I am not particularly good at making things simple. That’s neither self-criticism nor bragging, it is just the way my mind works. Why would I want to go from point A to point B directly when a circuitous route is so much more interesting?
I always struggled with multiple choice tests in school, a serious drawback for someone studying the sciences. I would tend to choose an answer, then place an asterisk next to it, explaining that in certain circumstances D could be the correct answer and in certain other instances B would be right. Of course, those answers were always marked wrong, but I couldn’t seem to resist embracing complexity. Give me an essay question and I am home free, but don’t pin me down to the simple when life rarely is so straight forward.

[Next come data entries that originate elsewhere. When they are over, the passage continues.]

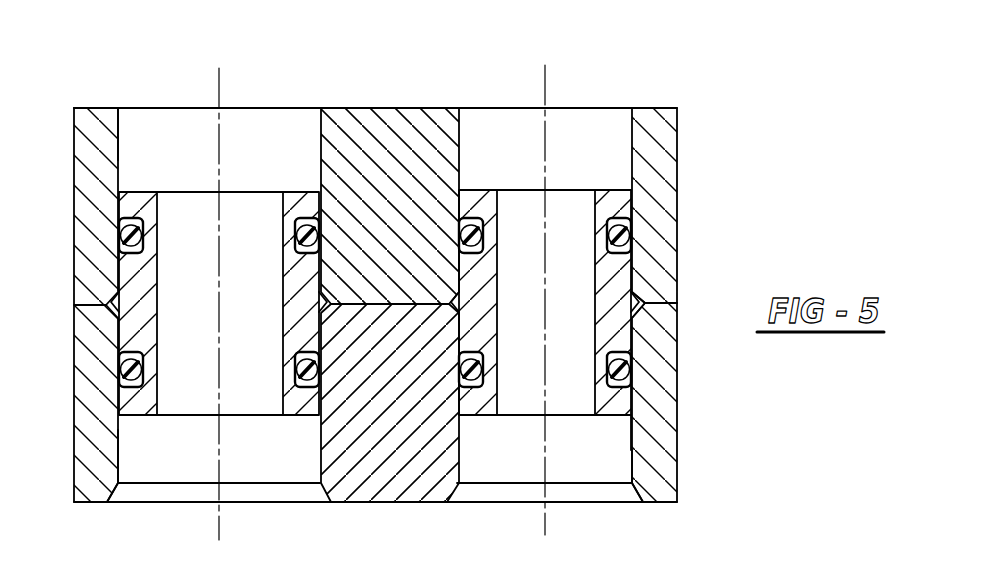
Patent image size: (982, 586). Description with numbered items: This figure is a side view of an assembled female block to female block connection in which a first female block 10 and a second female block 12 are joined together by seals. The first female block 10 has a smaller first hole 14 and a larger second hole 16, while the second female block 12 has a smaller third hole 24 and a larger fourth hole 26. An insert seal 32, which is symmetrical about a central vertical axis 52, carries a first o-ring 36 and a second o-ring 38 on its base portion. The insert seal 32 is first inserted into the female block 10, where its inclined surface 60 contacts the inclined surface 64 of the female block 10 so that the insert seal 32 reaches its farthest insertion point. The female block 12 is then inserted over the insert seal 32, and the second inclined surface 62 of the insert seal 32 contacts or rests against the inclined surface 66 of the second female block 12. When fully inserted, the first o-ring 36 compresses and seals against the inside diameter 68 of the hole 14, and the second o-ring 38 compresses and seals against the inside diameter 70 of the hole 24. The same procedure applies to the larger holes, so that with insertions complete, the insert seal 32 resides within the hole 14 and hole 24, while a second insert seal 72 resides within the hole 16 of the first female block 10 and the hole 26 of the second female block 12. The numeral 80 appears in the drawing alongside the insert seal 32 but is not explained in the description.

The first female block 10 is at (446, 299).
The second female block 12 is at (677, 476).
The first hole 14 is at (633, 146).
The second hole 16 is at (118, 140).
The third hole 24 is at (632, 465).
The fourth hole 26 is at (118, 444).
The insert seal 32 is at (615, 229).
The piston sleeve 80 is at (545, 302).
The first o-ring 36 is at (633, 230).
The second o-ring 38 is at (633, 372).
The central vertical axis 52 is at (545, 83).
The inclined surface 60 is at (645, 303).
The second inclined surface 62 is at (416, 435).
The inclined surface 64 is at (638, 302).
The inclined surface 66 is at (445, 306).
The inside diameter 68 is at (460, 150).
The inside diameter 70 is at (631, 437).
The second insert seal 72 is at (290, 187).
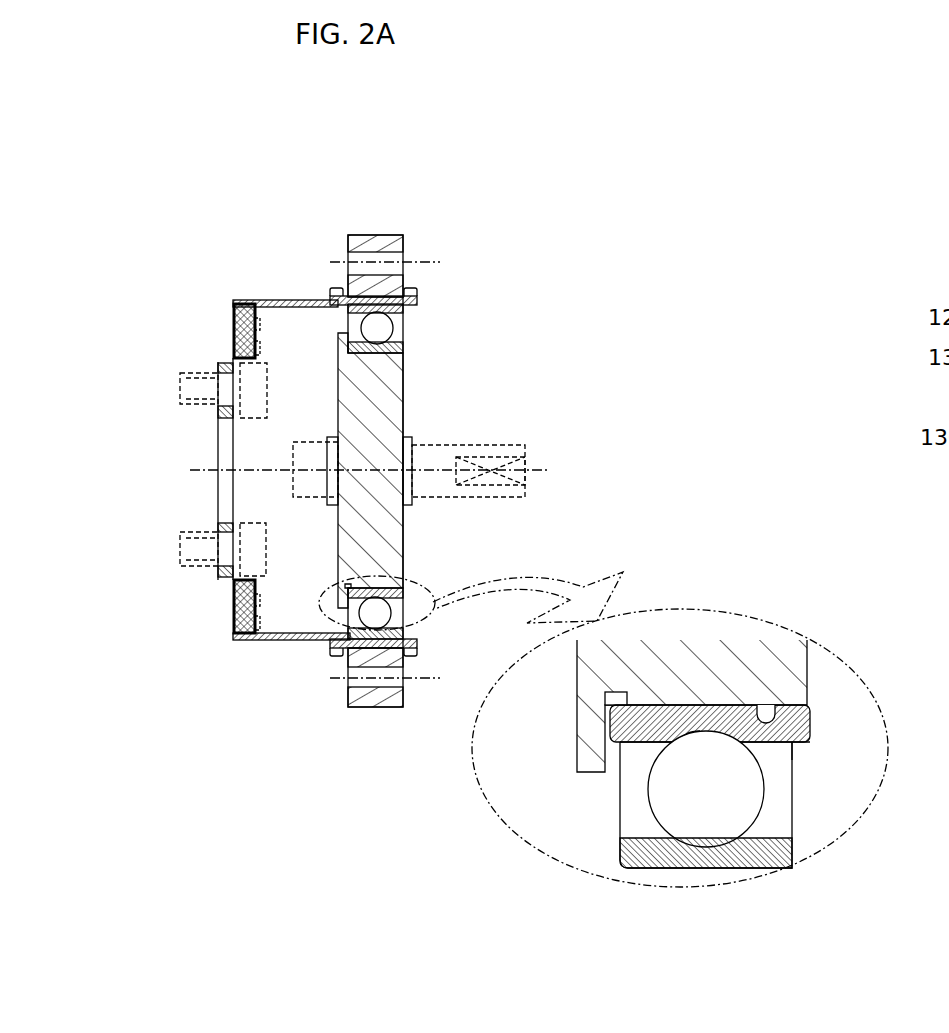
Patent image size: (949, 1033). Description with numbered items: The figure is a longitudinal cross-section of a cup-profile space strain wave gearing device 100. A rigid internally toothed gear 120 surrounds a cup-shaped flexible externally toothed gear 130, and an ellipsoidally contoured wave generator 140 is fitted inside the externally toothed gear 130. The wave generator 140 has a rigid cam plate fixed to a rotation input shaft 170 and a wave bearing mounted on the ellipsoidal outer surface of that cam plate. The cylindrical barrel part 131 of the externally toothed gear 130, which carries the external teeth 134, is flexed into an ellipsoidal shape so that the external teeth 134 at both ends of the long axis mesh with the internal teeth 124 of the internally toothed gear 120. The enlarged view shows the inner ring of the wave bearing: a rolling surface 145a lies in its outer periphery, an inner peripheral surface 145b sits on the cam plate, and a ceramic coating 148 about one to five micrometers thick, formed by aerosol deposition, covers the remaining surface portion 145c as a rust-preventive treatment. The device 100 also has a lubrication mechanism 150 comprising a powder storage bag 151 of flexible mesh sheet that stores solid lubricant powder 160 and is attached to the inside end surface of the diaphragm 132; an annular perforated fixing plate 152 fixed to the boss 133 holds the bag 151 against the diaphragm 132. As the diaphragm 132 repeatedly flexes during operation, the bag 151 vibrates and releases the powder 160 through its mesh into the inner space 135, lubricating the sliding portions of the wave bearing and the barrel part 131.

The cup-profile space strain wave gearing device 100 is at (412, 208).
The rigid internally toothed gear 120 is at (406, 278).
The internal teeth 124 is at (409, 305).
The flexible externally toothed gear 130 is at (300, 295).
The cylindrical barrel part 131 is at (277, 300).
The diaphragm 132 is at (236, 345).
The boss 133 is at (221, 413).
The external teeth 134 is at (358, 300).
The inner space 135 is at (276, 438).
The wave generator 140 is at (411, 394).
The rolling surface 145a is at (722, 715).
The inner peripheral surface 145b is at (683, 730).
The surface portion 145c is at (792, 749).
The ceramic coating 148 is at (808, 746).
The lubrication mechanism 150 is at (232, 301).
The powder storage bag 151 is at (229, 316).
The fixing plate 152 is at (237, 340).
The solid lubricant powder 160 is at (257, 317).
The rotation input shaft 170 is at (443, 440).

I have served as the curator for our vacations for years, and I pour over all the pamphlets and websites to figure out the perfect places to go and activities to pursue. Marc started a tradition years ago where we would plan “bookends”—something special to do at the beginning and end of each trip. While those bookends started out pretty simply, they also got increasingly elaborate. I adopted a bit of a “more is better” philosophy to trip-planning.
I had no expectations for our staycation because we just had never just stayed home before. Here I was with a broken foot, an active puppy, and nine days with my husband at home. My only request was that Marc relax instead of doing a bunch of work around the house.
So, our staycation was simple. Marc slept in and had lazy mornings. I got up to take care of Gracie and to do my exercises. We talked, we read, we played with Gracie, we worked on a mystery puzzle. The puzzle was probably the only thing that was complicated. I bought it online, not realizing that it was actually two puzzles instead of one, with all of the pieces in one bag.
We went out to dinner one night, to an Italian restaurant overlooking Fountain Square. That was nice, but not as great as I thought it would be. I am home alone so much of the time. Somehow I imagined that the world out there is functioning like normal without me. It is just weird to be out in the world and see how abnormal everything is. This restaurant is usually so busy, but the shelf on the inside of the railing didn’t have a single person leaning against it nursing a beer. There were few waiters and few customers. It was just a little eerie and sad.
Marc suggested a spontaneous outing to Joseph Beth bookstore and that turned out to be a luxury and the highlight of the week. There were few people inside and masks were required. I felt safe meandering the different sections, just taking my time. Just being. Simple.
It is amazing to me how much I enjoy just spending time with Marc, even after thirty-six years of marriage. He’s intelligent and funny and kind and he makes me feel good. Few of our conversations were profound or serious. I guess we meandered with our minds, going from one topic to another without any grand framework or notion of where we wanted to wind up.
It was all nice, and perhaps I have underrated nice all my life, just like I’ve underrated simple. I am as relaxed as I would have been after a week at the beach during normal times. I am probably far more relaxed that I would have been had we gone to Florida as planned. Nice was enough for me this year.
I know everyone has had plans canceled or changed or downsized these last few months. I expect that will go one for awhile. Learning to enjoy the simple was important to me. It allowed me to reframe my expectations and understand what is really important. Perhaps embracing the simple would help you as well?
Our ending bookend this year was a Google Hangouts call with all our sons. It was very simple and very nice indeed!